Foto: Angela Zaremba

Três meses após dar à luz Laura, sua primeira filha (que completou seis meses agora em junho), Ingrid Silva já estava de volta aos tablados. Esta semana, a bailarina do Dance Theatre do Harlem participou de um talk dentro da programação oficial do Festival de Cannes, onde celebra a estreia do curta-metragem Making Space: A Visual Poetry Journey (Sheena Matheiken). “Sempre percebi que a minha história poderia inspirar outras pessoas, de um ponto muito sensível e pessoal”, conta à Bazaar.

O projeto de 20 minutos conta com depoimentos de Ingrid em entrevista a Kim Barker, uma das fundadoras da agência nova-iorquina responsável pelo filme. Por meio de uma narrativa biográfica e poética, a bailarina brasileira de origem humilde conta como conquistou o mundo por meio de sua dança. A ideia, ainda embrionária, é que o curta dê origem a um documentário em longa-metragem, como ela conta abaixo.

Aos 32 anos, Ingrid é fundadora do EmpowHer NY (entidade sem fins lucrativos que atua como um catalisador social estimulando o diálogo entre mulheres para que rompam os paradigmas impostos pela sociedade e vivam de acordo com a própria verdade) e, no ano passado, durante as discussões do movimento Black Lives Matter, co-fundou o Blacks In Ballet – uma rede digital que funciona como uma biblioteca, cujo objetivo é destacar bailarinos negros no mundo da dança e compartilhar suas histórias.

Em agosto, lança sua biografia “Ingrid Silva – A Sapatilha que Mudou o Meu Mundo” (Editora Globo), com histórias inéditas que reuniu durante a gravidez. Leia a íntegra:

Qual o fio condutor deste minidoc? Qual foi o ponto de partida para que dessem o start nas gravações? Há ideia de transformá-lo em longa?

Já fiz dois projetos com a agência The Bloc, em Nova York, que é a mesma agência que entrou em contato comigo recentemente para fazer este curta-metragem. Sempre percebi que a minha história poderia inspirar outras pessoas, de um ponto muito sensível e pessoal. O curta está muito lindo e impactante. Acho que poderia e seria incrível virar filme. A ideia está aí, vamos ver se segue por este caminho.

Foto: Angela Zaremba

Qual história não poderia faltar? O que mais te emocionou ao ver o filme?

Nossa, me emocionou do começo ao fim. Ter a Laura participando junto comigo… Esse é o primeiro vídeo que conto a história da minha vida e a minha filha está fazendo parte. Muito especial tê-la (neste projeto) e acho que o final, também, quando estou dançando… Faz só três meses e poder dançar depois de ter dado à luz tem sido muito desafiador. Mas muito bonito, também. aprendendo muita coisa sobre o meu corpo.

Qual sentimento define ‘palestrar’ em Cannes?

Gratidão! É, ao mesmo tempo, surreal e real ter essa oportunidade. Poder falar para uma audiência variada, empolgada em saber sobre a minha história. Está tomando uma proporção muito maior do que jamais imaginei. Estava muito ansiosa (antes da palestra).

Você acabou de ser mãe, no fim do ano passado. O que espera deixar de legado para ela?

Quero que a Laura cresça como uma criança forte para o mundo.

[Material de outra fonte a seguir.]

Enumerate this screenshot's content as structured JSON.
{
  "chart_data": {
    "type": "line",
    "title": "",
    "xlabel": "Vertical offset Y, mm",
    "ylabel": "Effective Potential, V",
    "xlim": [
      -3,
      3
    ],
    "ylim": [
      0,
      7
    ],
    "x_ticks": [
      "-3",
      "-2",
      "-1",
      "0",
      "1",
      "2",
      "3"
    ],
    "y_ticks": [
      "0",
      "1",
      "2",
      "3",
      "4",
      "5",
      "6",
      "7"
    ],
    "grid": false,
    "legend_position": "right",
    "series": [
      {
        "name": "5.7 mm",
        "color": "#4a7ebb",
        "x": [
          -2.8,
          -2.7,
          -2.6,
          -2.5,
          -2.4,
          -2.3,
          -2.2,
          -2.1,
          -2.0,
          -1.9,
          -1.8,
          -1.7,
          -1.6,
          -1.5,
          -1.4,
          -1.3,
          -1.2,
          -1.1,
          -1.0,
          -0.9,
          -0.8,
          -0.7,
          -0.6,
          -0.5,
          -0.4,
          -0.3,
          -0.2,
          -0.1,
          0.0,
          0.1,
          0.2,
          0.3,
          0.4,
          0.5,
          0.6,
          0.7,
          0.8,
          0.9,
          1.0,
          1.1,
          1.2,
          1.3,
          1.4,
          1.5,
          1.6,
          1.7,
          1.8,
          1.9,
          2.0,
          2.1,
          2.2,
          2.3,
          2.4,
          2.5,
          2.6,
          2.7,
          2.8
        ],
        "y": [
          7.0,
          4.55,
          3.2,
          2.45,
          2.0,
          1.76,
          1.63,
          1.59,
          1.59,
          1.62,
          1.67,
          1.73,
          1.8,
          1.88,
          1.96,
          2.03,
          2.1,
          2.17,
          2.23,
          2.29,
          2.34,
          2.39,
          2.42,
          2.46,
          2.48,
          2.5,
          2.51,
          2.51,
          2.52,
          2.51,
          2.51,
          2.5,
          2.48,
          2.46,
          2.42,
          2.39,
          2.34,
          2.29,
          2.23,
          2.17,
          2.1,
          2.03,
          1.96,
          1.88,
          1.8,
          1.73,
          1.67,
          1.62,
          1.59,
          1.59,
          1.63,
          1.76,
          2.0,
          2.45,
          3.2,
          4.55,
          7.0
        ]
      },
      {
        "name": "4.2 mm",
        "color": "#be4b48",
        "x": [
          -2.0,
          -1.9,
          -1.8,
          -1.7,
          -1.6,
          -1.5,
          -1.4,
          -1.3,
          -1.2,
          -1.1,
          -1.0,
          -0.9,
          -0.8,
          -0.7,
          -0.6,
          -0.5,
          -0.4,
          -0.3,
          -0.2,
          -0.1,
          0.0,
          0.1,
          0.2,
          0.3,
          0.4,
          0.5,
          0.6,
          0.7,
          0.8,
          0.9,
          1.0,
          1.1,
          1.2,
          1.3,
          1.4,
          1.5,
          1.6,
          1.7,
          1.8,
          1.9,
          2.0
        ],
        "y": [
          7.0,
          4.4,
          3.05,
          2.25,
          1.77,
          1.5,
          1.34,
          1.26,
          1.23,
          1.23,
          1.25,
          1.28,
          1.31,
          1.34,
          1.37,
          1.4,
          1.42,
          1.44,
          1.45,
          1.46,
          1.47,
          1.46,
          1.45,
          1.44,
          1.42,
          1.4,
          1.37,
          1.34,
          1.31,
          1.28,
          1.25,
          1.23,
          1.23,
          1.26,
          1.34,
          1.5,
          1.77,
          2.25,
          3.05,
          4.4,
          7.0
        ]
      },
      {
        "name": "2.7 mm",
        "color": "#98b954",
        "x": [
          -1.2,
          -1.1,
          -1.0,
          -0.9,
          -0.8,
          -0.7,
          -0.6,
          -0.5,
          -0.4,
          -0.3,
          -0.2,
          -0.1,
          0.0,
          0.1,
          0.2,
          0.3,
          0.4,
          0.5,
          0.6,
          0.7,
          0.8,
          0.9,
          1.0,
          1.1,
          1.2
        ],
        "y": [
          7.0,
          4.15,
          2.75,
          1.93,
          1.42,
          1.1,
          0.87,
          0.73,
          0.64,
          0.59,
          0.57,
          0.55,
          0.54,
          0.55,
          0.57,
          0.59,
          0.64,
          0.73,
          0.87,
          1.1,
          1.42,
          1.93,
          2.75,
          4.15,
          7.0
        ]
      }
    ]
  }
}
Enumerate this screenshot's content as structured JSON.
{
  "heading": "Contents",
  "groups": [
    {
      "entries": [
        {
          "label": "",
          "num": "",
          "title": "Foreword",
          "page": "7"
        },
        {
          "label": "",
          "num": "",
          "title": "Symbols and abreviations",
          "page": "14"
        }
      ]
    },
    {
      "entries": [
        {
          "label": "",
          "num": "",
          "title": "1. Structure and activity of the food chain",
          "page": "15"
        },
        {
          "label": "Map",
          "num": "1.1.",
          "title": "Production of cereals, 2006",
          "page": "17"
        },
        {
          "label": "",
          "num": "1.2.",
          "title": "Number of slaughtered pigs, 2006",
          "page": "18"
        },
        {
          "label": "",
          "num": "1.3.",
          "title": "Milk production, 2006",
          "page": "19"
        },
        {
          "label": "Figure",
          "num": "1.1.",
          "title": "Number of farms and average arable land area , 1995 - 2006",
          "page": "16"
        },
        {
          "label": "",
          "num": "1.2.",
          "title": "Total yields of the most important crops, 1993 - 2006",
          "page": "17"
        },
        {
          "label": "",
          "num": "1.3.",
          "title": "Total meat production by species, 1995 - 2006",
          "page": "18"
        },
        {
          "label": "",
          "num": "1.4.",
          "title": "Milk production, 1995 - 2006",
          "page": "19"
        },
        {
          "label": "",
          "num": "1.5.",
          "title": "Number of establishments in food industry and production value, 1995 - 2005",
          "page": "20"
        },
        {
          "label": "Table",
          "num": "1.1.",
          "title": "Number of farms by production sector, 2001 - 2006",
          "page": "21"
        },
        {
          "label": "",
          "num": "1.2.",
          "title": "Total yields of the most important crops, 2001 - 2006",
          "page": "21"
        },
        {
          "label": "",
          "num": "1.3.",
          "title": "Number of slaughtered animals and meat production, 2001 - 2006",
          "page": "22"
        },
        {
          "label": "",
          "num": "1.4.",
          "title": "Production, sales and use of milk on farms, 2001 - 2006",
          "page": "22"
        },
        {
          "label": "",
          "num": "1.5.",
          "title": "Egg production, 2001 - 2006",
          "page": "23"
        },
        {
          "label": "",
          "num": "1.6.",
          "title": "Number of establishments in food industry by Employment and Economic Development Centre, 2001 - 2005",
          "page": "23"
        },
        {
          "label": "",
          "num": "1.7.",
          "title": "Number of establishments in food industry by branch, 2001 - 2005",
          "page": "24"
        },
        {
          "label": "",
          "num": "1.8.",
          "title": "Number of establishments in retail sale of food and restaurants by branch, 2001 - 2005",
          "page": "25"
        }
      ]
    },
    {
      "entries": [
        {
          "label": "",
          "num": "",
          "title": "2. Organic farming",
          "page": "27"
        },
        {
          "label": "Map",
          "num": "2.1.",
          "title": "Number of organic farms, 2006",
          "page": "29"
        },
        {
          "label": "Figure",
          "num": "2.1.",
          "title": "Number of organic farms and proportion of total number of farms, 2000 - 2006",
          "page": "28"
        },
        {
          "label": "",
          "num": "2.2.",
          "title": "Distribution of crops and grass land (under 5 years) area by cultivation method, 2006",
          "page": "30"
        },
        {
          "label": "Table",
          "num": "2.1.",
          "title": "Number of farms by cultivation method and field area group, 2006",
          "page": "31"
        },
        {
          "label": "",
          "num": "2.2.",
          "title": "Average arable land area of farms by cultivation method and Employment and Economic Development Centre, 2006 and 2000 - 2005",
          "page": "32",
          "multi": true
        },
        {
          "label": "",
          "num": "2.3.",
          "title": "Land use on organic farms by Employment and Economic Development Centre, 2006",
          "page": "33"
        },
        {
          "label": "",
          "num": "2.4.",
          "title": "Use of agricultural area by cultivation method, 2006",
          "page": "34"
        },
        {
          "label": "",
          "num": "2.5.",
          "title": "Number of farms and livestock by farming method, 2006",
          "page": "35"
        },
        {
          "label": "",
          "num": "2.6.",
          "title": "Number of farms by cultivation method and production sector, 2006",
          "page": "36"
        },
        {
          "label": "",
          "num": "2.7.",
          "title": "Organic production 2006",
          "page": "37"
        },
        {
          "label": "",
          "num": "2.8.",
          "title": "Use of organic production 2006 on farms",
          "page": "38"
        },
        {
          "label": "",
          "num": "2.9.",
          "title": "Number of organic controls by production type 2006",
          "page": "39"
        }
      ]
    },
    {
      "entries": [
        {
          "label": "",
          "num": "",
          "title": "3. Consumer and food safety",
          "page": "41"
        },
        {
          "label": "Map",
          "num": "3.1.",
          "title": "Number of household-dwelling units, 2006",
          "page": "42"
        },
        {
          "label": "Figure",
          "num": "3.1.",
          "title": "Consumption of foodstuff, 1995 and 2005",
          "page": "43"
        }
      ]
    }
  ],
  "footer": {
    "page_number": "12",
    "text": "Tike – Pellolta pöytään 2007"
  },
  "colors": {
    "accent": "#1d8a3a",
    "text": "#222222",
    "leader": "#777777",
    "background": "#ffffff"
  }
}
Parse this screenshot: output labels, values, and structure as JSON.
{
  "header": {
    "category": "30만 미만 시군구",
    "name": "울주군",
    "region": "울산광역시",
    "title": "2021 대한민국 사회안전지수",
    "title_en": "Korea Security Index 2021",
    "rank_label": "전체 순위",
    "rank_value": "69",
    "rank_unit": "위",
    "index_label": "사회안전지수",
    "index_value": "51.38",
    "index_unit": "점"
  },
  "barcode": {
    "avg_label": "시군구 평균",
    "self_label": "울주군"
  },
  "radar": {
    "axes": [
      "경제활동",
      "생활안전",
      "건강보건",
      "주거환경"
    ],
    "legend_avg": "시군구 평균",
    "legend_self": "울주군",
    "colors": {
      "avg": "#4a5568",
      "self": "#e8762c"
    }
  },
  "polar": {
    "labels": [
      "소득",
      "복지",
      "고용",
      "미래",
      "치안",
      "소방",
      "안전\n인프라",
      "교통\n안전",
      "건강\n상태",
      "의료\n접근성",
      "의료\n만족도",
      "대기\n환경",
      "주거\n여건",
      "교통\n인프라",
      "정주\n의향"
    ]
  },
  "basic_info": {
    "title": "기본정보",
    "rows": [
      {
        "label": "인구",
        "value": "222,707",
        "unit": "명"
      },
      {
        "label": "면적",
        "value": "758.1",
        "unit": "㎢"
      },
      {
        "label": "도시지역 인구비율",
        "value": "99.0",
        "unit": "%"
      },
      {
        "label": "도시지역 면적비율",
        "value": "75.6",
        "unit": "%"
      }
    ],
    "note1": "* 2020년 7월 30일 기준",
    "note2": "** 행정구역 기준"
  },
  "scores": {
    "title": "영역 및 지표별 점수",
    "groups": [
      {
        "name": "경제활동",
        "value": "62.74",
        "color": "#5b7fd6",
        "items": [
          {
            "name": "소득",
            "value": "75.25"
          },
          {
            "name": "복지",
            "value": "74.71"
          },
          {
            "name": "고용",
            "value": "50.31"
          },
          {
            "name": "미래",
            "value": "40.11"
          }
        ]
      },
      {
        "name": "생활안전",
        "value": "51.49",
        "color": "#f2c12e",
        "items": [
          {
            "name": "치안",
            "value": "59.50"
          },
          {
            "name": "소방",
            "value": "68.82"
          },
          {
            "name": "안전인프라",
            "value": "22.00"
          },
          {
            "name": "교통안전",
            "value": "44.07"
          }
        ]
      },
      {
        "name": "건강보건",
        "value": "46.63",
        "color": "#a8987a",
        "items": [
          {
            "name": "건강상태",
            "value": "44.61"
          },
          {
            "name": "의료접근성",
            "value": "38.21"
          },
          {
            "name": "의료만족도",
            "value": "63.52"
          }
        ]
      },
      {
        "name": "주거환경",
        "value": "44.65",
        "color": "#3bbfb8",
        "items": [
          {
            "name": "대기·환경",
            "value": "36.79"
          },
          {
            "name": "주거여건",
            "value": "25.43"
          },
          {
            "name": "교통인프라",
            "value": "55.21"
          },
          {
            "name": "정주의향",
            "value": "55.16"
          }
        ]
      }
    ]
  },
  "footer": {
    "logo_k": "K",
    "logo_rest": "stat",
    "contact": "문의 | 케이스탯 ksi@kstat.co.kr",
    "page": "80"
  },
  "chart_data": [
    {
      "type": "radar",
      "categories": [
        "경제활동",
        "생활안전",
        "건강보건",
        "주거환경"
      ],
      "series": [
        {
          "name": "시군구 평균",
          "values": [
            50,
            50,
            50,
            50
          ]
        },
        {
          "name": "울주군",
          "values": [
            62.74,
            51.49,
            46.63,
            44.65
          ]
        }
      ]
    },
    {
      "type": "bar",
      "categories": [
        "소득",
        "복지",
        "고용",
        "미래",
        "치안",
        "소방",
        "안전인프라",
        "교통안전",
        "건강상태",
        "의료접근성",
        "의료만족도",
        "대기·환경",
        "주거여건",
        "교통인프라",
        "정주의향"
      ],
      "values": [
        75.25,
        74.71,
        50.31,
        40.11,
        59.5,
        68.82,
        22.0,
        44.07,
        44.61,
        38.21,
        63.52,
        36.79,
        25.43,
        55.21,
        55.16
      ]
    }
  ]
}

Não no sentido de que ela não possa chorar ou não possa demonstrar emoções. Ela tem tanta história pra contar em seis meses, tanto brilho nos olhos… Quero que ela seja fortaleza de energia, de amor e de alegria. É esse legado que eu quero deixar pra ela. Que ela saiba do espaço dela no mundo, na minha vida e que ela veja as minhas experiências e possa se inspirar. Ser mãe é uma grande responsabilidade.

Qual a sua principal marca como mãe ou no que a maternidade te mudou?

Tenho aprendido muito e é tão fácil, né? Porque ela é tão calma que eu fico impressionada como a maternidade tem, ao mesmo tempo, mudado a minha vida, mas também tem trazido um pouco mais de pé no chão, sabe? Como mãe, estou ainda mais realista do que geralmente sou e mais protetora.

Algo que não perguntamos e gostaria de acrescentar?

Gostaria de acrescentar sobre o livro, que lanço em agosto, chamado “Ingrid Silva – A Sapatilha que Mudou o Meu Mundo”. Escrevi durante a minha gravidez e estou muito orgulhosa que todos possam ler, com coisas inéditas que nunca contei para ninguém. Esse livro vai ser muito especial, também.